そんな紅白が、「国民的行事」としての地位が大きく揺らぎ始めたのは、1980年代半ばだった。
1984年に78.1%だった視聴率は1985年に70%を切り(66.0%)1986年には59.4%と60%をも割りこんだ。『怪物番組 紅白歌合戦の真実』の著者で、作家や音楽プロデューサーとして活動する合田道人さんがいう。
「お茶の間で、世代を超えてみんなが知っているようなヒット曲がなくなってきたのがこのころでした」
音楽のジャンルが広がり、歌手たちが紅白を最優先しない雰囲気も生まれた。若手を中心に出場辞退者が増え、「1年の総決算」というには大ヒット曲が聴けなかったり、英語まじりの若者の歌詞にお年寄りがついていけないなど、世代間のギャップも浮き彫りになった。 同時にバブル時代が到来、好景気と円高で年末年始を外国旅行などで過ごす人が急増し、大晦日を家族が自宅で一緒に過ごすというスタイルが大きく変わってきてもいた。

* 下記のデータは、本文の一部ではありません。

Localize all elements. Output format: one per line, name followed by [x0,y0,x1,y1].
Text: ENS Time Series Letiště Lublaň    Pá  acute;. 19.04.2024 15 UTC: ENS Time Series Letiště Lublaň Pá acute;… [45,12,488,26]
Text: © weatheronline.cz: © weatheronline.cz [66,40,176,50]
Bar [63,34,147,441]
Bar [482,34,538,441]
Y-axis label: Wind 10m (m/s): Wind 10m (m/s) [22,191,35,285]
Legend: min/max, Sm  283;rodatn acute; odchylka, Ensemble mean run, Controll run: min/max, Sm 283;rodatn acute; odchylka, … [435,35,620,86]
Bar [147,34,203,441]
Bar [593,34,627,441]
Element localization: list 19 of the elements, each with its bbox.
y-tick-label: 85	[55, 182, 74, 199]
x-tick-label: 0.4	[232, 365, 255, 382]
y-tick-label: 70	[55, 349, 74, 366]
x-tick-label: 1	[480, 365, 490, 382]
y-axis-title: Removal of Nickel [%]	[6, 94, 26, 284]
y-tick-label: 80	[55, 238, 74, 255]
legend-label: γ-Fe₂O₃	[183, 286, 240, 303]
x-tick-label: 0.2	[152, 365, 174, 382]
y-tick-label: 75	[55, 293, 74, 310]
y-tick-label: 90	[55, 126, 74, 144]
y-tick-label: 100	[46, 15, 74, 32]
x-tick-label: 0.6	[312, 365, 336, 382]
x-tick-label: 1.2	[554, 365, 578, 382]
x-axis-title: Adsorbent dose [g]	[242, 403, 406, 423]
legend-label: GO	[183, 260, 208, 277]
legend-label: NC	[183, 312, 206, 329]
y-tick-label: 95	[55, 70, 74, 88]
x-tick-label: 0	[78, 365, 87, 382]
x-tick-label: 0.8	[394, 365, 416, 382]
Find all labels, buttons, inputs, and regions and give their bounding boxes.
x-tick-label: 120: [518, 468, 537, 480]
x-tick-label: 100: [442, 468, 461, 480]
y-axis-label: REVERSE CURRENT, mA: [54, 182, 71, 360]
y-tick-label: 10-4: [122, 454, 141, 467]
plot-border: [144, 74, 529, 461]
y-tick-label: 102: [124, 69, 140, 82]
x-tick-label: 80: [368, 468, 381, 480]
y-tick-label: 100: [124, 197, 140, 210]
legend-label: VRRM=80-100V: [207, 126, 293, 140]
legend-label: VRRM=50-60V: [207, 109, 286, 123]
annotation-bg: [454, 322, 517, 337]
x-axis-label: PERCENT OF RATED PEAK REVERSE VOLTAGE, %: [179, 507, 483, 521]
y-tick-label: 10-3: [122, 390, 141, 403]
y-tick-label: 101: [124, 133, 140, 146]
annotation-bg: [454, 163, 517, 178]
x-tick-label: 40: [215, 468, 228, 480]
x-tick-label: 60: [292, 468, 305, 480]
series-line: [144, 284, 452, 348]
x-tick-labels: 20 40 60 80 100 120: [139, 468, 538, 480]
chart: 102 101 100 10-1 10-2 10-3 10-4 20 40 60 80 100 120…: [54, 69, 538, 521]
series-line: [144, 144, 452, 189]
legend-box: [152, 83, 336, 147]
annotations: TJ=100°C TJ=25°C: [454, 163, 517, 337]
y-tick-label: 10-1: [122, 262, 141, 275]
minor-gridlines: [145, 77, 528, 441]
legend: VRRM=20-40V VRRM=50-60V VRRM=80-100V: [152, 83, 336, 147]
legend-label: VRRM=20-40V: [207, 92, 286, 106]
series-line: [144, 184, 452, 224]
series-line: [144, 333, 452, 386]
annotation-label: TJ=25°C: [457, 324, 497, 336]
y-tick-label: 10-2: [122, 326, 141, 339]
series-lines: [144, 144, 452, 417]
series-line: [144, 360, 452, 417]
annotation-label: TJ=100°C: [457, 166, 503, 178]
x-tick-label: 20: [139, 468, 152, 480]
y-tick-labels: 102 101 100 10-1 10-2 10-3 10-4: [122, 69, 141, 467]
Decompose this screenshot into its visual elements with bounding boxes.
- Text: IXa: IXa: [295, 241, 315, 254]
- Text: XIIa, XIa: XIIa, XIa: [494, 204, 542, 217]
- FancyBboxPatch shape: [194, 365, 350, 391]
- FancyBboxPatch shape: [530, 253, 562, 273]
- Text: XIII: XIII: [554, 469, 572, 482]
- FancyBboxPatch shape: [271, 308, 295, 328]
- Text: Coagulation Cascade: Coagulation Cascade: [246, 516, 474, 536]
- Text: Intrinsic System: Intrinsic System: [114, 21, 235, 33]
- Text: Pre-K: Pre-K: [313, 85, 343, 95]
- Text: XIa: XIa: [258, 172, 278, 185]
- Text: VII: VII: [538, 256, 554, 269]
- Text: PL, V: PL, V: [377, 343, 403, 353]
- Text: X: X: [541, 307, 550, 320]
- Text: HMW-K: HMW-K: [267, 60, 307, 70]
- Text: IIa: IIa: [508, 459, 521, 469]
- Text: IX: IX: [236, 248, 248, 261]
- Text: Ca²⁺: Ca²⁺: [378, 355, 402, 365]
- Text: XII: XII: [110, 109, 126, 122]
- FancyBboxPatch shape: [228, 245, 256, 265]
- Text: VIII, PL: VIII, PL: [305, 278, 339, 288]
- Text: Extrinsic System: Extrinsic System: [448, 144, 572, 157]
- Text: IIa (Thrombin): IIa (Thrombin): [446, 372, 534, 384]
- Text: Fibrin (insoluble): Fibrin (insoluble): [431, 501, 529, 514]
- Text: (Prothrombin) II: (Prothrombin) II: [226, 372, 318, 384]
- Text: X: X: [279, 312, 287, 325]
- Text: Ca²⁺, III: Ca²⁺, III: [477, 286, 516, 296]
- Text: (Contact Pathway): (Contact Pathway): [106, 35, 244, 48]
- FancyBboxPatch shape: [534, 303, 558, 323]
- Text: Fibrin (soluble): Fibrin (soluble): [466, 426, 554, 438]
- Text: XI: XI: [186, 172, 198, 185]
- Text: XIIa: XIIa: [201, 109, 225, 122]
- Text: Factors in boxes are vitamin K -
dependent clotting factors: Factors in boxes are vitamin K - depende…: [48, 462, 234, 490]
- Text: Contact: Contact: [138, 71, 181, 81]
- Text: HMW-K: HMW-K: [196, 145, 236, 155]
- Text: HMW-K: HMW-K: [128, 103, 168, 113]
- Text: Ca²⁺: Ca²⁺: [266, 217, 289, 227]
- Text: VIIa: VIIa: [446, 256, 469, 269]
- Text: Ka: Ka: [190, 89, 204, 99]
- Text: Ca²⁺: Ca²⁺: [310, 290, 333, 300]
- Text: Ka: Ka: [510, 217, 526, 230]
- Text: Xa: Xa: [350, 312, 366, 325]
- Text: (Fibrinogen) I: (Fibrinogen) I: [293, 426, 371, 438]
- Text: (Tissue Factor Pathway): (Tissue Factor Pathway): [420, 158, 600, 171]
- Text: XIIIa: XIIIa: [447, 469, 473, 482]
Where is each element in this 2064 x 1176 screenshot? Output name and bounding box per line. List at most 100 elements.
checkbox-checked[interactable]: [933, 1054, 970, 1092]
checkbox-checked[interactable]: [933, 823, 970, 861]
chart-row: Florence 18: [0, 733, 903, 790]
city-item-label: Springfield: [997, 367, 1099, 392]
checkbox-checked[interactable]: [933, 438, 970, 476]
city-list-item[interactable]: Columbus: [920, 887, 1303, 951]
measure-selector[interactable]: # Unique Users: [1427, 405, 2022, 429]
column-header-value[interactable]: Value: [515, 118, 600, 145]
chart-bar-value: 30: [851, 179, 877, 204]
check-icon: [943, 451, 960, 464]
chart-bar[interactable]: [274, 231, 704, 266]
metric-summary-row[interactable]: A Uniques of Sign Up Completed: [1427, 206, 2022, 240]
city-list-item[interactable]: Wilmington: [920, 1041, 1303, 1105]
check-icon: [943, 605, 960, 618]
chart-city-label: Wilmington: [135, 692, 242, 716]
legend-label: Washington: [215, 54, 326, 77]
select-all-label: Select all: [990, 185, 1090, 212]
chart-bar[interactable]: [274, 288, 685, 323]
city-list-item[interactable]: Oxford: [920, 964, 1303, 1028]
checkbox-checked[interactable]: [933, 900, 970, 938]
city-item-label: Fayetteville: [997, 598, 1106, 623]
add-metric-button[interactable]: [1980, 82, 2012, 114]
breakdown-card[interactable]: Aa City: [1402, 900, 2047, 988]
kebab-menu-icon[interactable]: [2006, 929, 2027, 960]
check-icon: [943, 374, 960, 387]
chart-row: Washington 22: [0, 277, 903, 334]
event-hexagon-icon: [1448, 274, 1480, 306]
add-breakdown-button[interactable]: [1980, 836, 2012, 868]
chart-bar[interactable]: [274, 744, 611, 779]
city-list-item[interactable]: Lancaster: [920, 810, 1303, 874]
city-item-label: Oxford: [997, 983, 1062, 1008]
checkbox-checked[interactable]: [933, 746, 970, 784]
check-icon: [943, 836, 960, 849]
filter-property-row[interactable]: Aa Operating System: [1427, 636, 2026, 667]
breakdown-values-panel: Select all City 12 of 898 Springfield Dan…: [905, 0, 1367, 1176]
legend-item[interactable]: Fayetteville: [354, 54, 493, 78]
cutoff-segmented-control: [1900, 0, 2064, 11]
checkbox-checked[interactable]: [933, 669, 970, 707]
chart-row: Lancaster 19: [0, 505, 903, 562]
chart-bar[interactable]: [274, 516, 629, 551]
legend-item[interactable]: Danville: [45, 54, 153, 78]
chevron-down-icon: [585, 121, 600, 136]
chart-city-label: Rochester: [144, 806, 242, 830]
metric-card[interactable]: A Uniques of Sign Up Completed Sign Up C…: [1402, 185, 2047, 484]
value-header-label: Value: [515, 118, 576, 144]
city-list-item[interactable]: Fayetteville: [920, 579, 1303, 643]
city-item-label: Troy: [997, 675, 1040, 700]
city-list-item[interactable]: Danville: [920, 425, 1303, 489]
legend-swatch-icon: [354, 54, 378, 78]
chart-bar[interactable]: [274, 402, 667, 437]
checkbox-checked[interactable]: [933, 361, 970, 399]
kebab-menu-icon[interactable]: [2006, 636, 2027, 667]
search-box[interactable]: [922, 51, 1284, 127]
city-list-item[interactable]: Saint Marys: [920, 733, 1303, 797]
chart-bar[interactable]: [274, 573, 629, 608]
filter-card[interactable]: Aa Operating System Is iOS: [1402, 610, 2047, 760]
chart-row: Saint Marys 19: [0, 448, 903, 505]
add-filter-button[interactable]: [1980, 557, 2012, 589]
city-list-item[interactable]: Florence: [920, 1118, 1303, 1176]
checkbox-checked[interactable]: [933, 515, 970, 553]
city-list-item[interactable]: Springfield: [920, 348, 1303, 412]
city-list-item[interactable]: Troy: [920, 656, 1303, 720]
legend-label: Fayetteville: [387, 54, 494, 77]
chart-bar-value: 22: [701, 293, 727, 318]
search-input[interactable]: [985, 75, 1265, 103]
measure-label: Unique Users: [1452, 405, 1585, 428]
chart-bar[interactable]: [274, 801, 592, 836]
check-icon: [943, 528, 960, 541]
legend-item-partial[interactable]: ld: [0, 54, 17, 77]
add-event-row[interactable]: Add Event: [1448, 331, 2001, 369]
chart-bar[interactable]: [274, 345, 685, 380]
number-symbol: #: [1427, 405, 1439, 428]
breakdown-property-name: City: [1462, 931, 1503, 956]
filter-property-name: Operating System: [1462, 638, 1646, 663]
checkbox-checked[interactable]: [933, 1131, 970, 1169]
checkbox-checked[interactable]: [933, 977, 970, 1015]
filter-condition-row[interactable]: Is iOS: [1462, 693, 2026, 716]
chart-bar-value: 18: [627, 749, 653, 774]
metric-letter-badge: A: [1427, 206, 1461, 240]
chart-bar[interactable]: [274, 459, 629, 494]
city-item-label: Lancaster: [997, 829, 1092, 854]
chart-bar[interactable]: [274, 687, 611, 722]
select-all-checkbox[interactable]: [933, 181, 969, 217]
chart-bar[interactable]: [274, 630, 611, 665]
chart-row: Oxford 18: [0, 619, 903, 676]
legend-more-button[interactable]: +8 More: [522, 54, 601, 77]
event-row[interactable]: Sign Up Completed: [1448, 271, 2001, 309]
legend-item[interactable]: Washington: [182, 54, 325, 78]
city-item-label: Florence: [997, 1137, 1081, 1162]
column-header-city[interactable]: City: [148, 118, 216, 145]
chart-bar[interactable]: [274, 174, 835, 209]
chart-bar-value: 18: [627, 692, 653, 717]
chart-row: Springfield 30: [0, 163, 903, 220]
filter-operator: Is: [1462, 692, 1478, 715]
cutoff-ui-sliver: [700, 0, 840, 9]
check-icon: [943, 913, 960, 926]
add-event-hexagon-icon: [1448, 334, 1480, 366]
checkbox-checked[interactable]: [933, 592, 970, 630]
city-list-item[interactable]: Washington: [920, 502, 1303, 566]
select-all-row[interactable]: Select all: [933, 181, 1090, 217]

当時、NHK内部では紅白の“打ち切り”が真剣に検討された。
「昭和から平成の世に変わった1989年。NHKの新しい会長になった島桂次氏は、9月13日の定例会見で『紅白歌合戦は今年で最後にしたいんだよ』といい放ちました」(合田さん)
しかし、「打ち切り」を示唆する幹部の発言に全国から抗議が殺到。辛くも生き残った紅白は、平成初となる1989年、2部構成でスタートすることになった。しかし、午後7時20分から8時55分までの第1部は『レコ大』とかぶるため、ヒット曲不足は否めない。新機軸を打ち出そうと、外国人歌手を多数招いたが、「いったいあれは誰?」という声が上がり、評判はさんざんだった。
視聴率が回復せず、焦りを隠せないNHKは「話題づくり」に奔走する。 1990年代の紅白で、多くの人が印象に残るエピソードとして挙げられるのは「小林幸子(58)vs美川憲一(65)」の衣装対決だろう。1993年には、小林が2億円かけたという高さ8m、幅14mの鳳凰姿で登場。美川も1990年代後半は空中浮遊やイリュージョンなどのパフォーマンスで対抗した。
1994年には日本テレビ『進め! 電波少年』の松本明子(45)が、『蛍の光』合唱中の会場に紛れ込み、「紅白もらった」の垂れ幕を掲げた。もちろん、事前に決まっていた演出だった。しかし、仕込まれた衣装対決やハプニングもどきの話題づくりに視聴者はますます離れていった。
そして1999年、アルバム800万枚を売り上げた宇多田ヒカル(28)が「冬は制作活動に専念したい」として出場辞退。これが若者の紅白離れの決定打となったのか、翌年以降、視聴率50%割れが当たり前のようになっていく。2003年、TBSが『K-1グランプリ』で曙vsボブサップを放送すると、瞬間的ではあるが、ついに視聴率で逆転を許してしまうのだった。